Panthea Lee

Panthea Lee

International Advisory Council Member

Panthea Lee 李佩珊 is a writer, cultural worker, and transdisciplinary facilitator whose work explores what helps people remain alive to one another through rupture and dispossession. Her work investigates how different social forms, rituals, and infrastructures shape the ways people remember, tend to one another, and build shared worlds.

Her perspective has been shaped by two decades of work across more than 30 countries, primarily in the Global South, much of it alongside communities navigating war, displacement, and political transition. Trained as an ethnographer—and certified as a somatic facilitator and social justice mediator—she has accompanied efforts advancing human rights, economic justice, press freedom, deliberative democracy, knowledge equity, and reparative justice. Across these worlds, she is animated by questions of how realities are made (and can be remade), how social forms constrain or nourish human possibility, and what enables people to remain alive to one another.

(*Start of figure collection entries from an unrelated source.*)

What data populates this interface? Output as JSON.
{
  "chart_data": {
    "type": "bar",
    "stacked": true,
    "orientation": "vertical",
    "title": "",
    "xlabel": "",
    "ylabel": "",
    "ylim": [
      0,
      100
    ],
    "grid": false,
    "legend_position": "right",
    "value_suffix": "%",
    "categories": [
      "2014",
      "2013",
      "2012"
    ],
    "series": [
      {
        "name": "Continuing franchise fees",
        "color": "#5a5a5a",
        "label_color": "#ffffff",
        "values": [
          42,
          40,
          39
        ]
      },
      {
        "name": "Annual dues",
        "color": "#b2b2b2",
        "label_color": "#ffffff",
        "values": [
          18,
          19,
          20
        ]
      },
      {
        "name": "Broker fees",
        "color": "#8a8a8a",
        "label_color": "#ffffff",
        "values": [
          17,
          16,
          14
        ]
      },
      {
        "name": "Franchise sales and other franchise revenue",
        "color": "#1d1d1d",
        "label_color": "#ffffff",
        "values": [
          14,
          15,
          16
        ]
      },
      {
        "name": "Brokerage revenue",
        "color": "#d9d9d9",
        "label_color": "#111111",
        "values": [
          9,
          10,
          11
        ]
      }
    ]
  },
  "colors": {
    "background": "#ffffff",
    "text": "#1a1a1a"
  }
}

In recent years, this inquiry has expanded into social practice art, exploring how collective rituals and participatory installations might cultivate ways of relating and imagining that contemporary life often struggles to sustain.

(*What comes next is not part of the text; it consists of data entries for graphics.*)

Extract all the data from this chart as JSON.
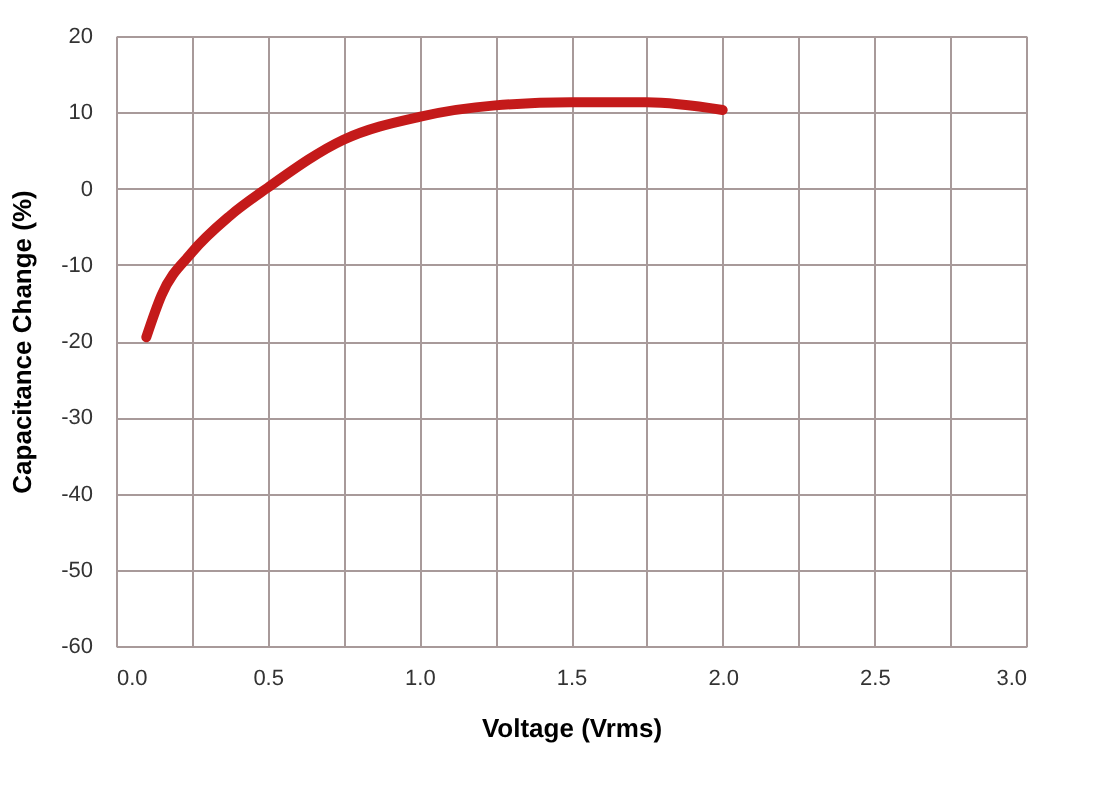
{
  "chart_data": {
    "type": "line",
    "xlabel": "Voltage (Vrms)",
    "ylabel": "Capacitance Change (%)",
    "x": [
      0.1,
      0.15,
      0.25,
      0.375,
      0.5,
      0.75,
      1.0,
      1.25,
      1.5,
      1.75,
      2.0
    ],
    "series": [
      {
        "color": "#c41a1a",
        "values": [
          -19.5,
          -14,
          -8.4,
          -3.6,
          0.1,
          6.4,
          9.4,
          10.9,
          11.3,
          11.3,
          10.3
        ]
      }
    ],
    "xlim": [
      0,
      3
    ],
    "xticks": [
      {
        "value": 0,
        "label": "0.0"
      },
      {
        "value": 0.5,
        "label": "0.5"
      },
      {
        "value": 1,
        "label": "1.0"
      },
      {
        "value": 1.5,
        "label": "1.5"
      },
      {
        "value": 2,
        "label": "2.0"
      },
      {
        "value": 2.5,
        "label": "2.5"
      },
      {
        "value": 3,
        "label": "3.0"
      }
    ],
    "ylim": [
      -60,
      20
    ],
    "yticks": [
      -60,
      -50,
      -40,
      -30,
      -20,
      -10,
      0,
      10,
      20
    ],
    "grid": true,
    "marker": "none",
    "line_style": "solid"
  }
}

Panthea’s writing has appeared in publications including The Nation, In These Times, The Atlantic, ArtReview, and Harper’s Bazaar, and her work has been featured by Al Jazeera, CNN, Fast Company, and WNYC. She has held fellowships at Stanford’s Center for Comparative Studies in Race and Ethnicity and Digital Civil Society Lab, Arizona State University’s Center for Science and the Imagination, and the Narrative Initiative. From 2010–23, Panthea co-founded and led Reboot, a social design studio that worked alongside artists, grassroots movements, community organizations, governments, and international agencies to build more participatory and equitable forms of governance. She has lectured at Columbia, Harvard, McGill, The New School, and NYU. She has served as a trustee for The Laundromat Project, People Powered, DemocracyNext, and the Royal Society of Arts (RSA).

She lives in Taipei, Taiwan, on the traditional lands of the Ketagalan people.